Tax Non-Filers: Who Are They Hurting?
Nobody likes to admit it. The problem affects people of all ages, economic levels, political affiliation, religion and ethnicity.
Some people just do not like to file income tax returns – not that it’s a joy for the majority of taxpayers. Others just do not or will not file.
Having practiced for more than 30 years, predominantly in tax return preparation, I have had extensive experience in dealing with non-filers.
Surprisingly, these are not all bad people. They include your friends, relatives and neighbors. They might include someone who just lost a job, or is having business problems, had a serious illness or a death in the family.
Non-filers include individuals, businesses, trusts, estates and non profits. I have filed overdue returns for members of the clergy and a controller of a Fortune 500 company. I have filed as many as 15 years of back tax returns.

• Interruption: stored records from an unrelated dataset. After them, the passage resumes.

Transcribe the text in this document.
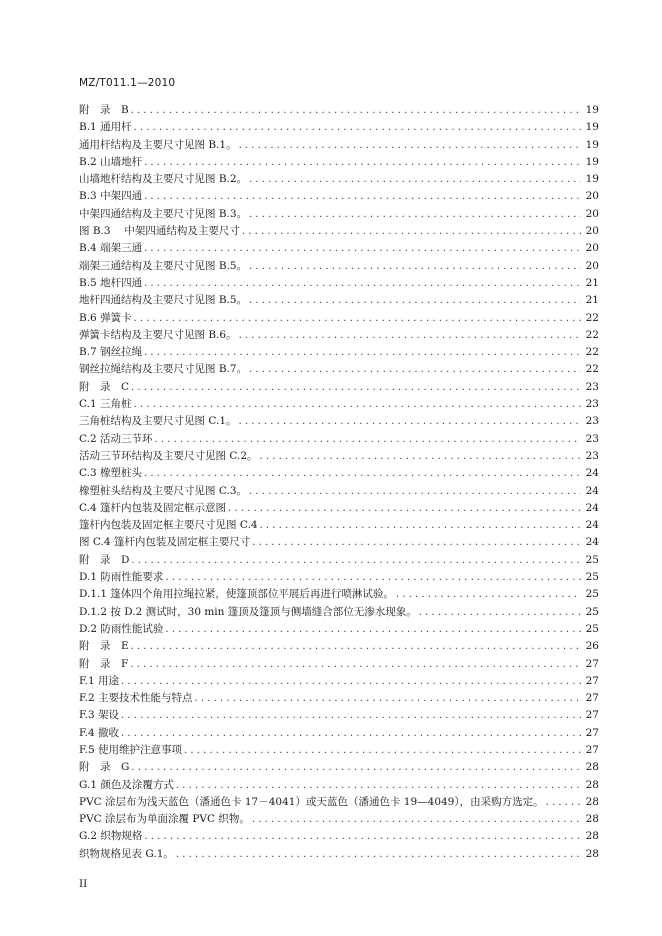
MZ/T011.1—2010
附　录　B . . .	19
B.1 通用杆 . . .	19
通用杆结构及主要尺寸见图 B.1。 . . .	19
B.2 山墙地杆 . . .	19
山墙地杆结构及主要尺寸见图 B.2。 . . .	19
B.3 中架四通 . . .	20
中架四通结构及主要尺寸见图 B.3。 . . .	20
图 B.3　 中架四通结构及主要尺寸 . . .	20
B.4 端架三通 . . .	20
端架三通结构及主要尺寸见图 B.5。 . . .	20
B.5 地杆四通 . . .	21
地杆四通结构及主要尺寸见图 B.5。 . . .	21
B.6 弹簧卡 . . .	22
弹簧卡结构及主要尺寸见图 B.6。 . . .	22
B.7 钢丝拉绳 . . .	22
钢丝拉绳结构及主要尺寸见图 B.7。 . . .	22
附　录　C . . .	23
C.1 三角桩 . . .	23
三角桩结构及主要尺寸见图 C.1。 . . .	23
C.2 活动三节环 . . .	23
活动三节环结构及主要尺寸见图 C.2。 . . .	23
C.3 橡塑桩头 . . .	24
橡塑桩头结构及主要尺寸见图 C.3。 . . .	24
C.4 篷杆内包装及固定框示意图 . . .	24
篷杆内包装及固定框主要尺寸见图 C.4 . . .	24
图 C.4 篷杆内包装及固定框主要尺寸 . . .	24
附　录　D . . .	25
D.1 防雨性能要求 . . .	25
D.1.1 篷体四个角用拉绳拉紧，使篷顶部位平展后再进行喷淋试验。 . . .	25
D.1.2 按 D.2 测试时，30 min 篷顶及篷顶与侧墙缝合部位无渗水现象。 . . .	25
D.2 防雨性能试验 . . .	25
附　录　E . . .	26
附　录　F . . .	27
F.1 用途 . . .	27
F.2 主要技术性能与特点 . . .	27
F.3 架设 . . .	27
F.4 撤收 . . .	27
F.5 使用维护注意事项 . . .	27
附　录　G . . .	28
G.1 颜色及涂覆方式 . . .	28
PVC 涂层布为浅天蓝色（潘通色卡 17－4041）或天蓝色（潘通色卡 19—4049），由采购方选定。 . . .	28
PVC 涂层布为单面涂覆 PVC 织物。 . . .	28
G.2 织物规格 . . .	28
织物规格见表 G.1。 . . .	28
II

How does this happen? People can fall into a trap. They do not file once and continue to not file year after year. Others do not file because they believe they owe tax and cannot pay. Some thought they did not make enough money and did not owe any tax.
This is not always true. I have had clients that owed no tax after filing past due returns and getting into full compliance. I have had clients that actually lost tax refunds for filing late. Others are simply afraid of the Internal Revenue Service (IRS). We often hear people actually brag that they have not filed in many years. I have always felt that non-filers could be suffering from a form of mental illness. I think this would make a good psychiatric doctoral thesis.
What does the IRS or your local city or State want you to do? They want you to file!
The IRS and other taxing authorities can offer assistance in tax preparation, penalty reduction and payment plan arrangements for tax due.
What can you do to help? Refer non-filers to a qualified tax professional who can guide them into filing past due tax returns and in dealing with the IRS.
Refer your associates to a CPA who can deal with threatening notices from the IRS.
You could be doing a friend a great favor.